Moreover, as generating content becomes cheap, the large-scale production of content that plausibly distorts truth or that surfaces or amplifies online harms for malicious purposes is unfortunately inevitable. Bad actors may also fine-tune or train open-sourced models for nefarious means. At the very least, this is a threat to healthy public debate. More research on the safety assessment of machine-learning systems, the creation of safety standards, and putting in place governance and regulatory frameworks will hopefully incentivize the thoughtful adoption and implementation of machine learning, and avoid expertly curated content being drowned by believable misinformation.

Still, even in a hypothetical future with widely reliable machine-learning systems and internationally agreed regulatory standards and policing, how do we ensure that the systems are robust and promote fairness?

The robustness of pretrained LLMs against unexpected inputs, in particular from adversarial attacks and from ‘out-of-distribution’ inputs — that is, from data belonging to a different distribution or domain to that of the training data — can be refined through continuous training and via prompt engineering9. More generally, the robustness of the performance of machine-learning models to out-of-distribution settings can be improved via domain generalization learning, where the model learns representations that capture invariant concepts and patterns shared among domains; and via causal representation learning, where rather than merely capturing correlations, the model learns causal relationships between variables. Another strategy, implemented by Shekoofeh Azizi, Alan Karthikesalingam, Vivek Natarajan and colleagues in an Article included in this issue of Nature Biomedical Engineering, combines pretraining via supervised transfer learning (from natural images to medical images) with domain-specific contrastive self-supervised learning (a type of unsupervised learning that leverages similarities and dissimilarities in the data) and task-specific fine-tuning. The researchers show the beneficial performance of the approach across multiple domains, tasks and datasets in diagnostic imaging (for dermatology, ophthalmology, digital pathology, chest radiography and mammography).

Fairness spans the domains of justice, morality and ethics. In medicine and healthcare, it involves the minimization of health disparities, and when it pertains to the fairness of algorithms for uses in diagnostics it can be quantified via differences in performance metrics, such as the rates of false positives and false negatives. In a Perspective article also included in this journal issue, Faisal Mahmood and colleagues overview healthcare disparities and inequities, and discuss how biases in machine-learning models for medicine and healthcare (which can arise from the acquisition of training data, from variabilities in their labelling or from unintended dataset shifts, as well as from health correlates such as genetic ancestry and socioeconomic status) can be mitigated through federated learning (decentralized machine learning that preserves data privacy and security), representation learning and model explainability.

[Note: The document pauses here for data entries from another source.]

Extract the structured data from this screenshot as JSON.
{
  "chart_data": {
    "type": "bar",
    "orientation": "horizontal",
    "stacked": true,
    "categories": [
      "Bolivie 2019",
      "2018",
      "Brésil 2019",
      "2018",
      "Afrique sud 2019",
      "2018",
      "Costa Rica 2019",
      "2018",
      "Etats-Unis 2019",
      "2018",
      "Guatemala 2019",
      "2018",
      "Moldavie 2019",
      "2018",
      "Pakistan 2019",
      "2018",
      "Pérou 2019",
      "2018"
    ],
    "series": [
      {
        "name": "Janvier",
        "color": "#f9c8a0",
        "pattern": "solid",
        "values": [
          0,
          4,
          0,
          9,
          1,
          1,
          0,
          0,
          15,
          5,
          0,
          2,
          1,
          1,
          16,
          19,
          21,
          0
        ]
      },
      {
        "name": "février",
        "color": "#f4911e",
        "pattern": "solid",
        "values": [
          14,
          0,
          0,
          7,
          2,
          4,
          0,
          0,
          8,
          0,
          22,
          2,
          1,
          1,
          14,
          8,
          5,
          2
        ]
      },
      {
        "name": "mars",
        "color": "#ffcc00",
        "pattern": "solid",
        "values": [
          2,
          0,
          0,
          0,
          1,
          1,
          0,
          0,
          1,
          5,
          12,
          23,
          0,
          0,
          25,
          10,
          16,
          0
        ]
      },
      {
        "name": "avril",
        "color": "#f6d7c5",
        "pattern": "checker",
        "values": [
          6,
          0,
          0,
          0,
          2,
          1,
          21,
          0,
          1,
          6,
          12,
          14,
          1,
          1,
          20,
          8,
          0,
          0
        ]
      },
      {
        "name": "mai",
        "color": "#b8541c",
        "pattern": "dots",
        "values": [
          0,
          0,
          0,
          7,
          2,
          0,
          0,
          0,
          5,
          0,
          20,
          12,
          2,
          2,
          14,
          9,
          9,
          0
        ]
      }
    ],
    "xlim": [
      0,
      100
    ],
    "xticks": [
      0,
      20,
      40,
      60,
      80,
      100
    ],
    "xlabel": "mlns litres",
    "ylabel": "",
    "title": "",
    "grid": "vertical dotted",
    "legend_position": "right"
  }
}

Unfair and unsafe consequences of prediction failure by machine-learning models can be mitigated by implementing prediction-uncertainty metrics, as argued by Synho Do and colleagues in a Perspective published in this issue. Prediction uncertainty typically arises from lack of generalizability to out-of-distribution settings, or from training data that is of poor quality or noisy (because of difficulties or deficiencies in their labelling or annotation). Suitable metrics depend on the architecture of the model and its application; for example, in diagnostic tasks, a negative predictive value of 1 may be required to reach zero tolerance for false negatives. A research Article, authored by Dani Kiyasseh, Andrew Hung and colleagues and also included in this issue, provides another example: when developing a vision transformer for decoding surgeon activity from surgical videos, the researchers estimated the uncertainty of the classification of surgeon gestures via the entropy of the probabilistic output of different trained models. And for current LLMs, exploring how they answer known-unknowns may suggest ways to measure the model’s accuracy in expressing uncertainty10. As for unknown-unknowns, however, any perils are truly uncertain.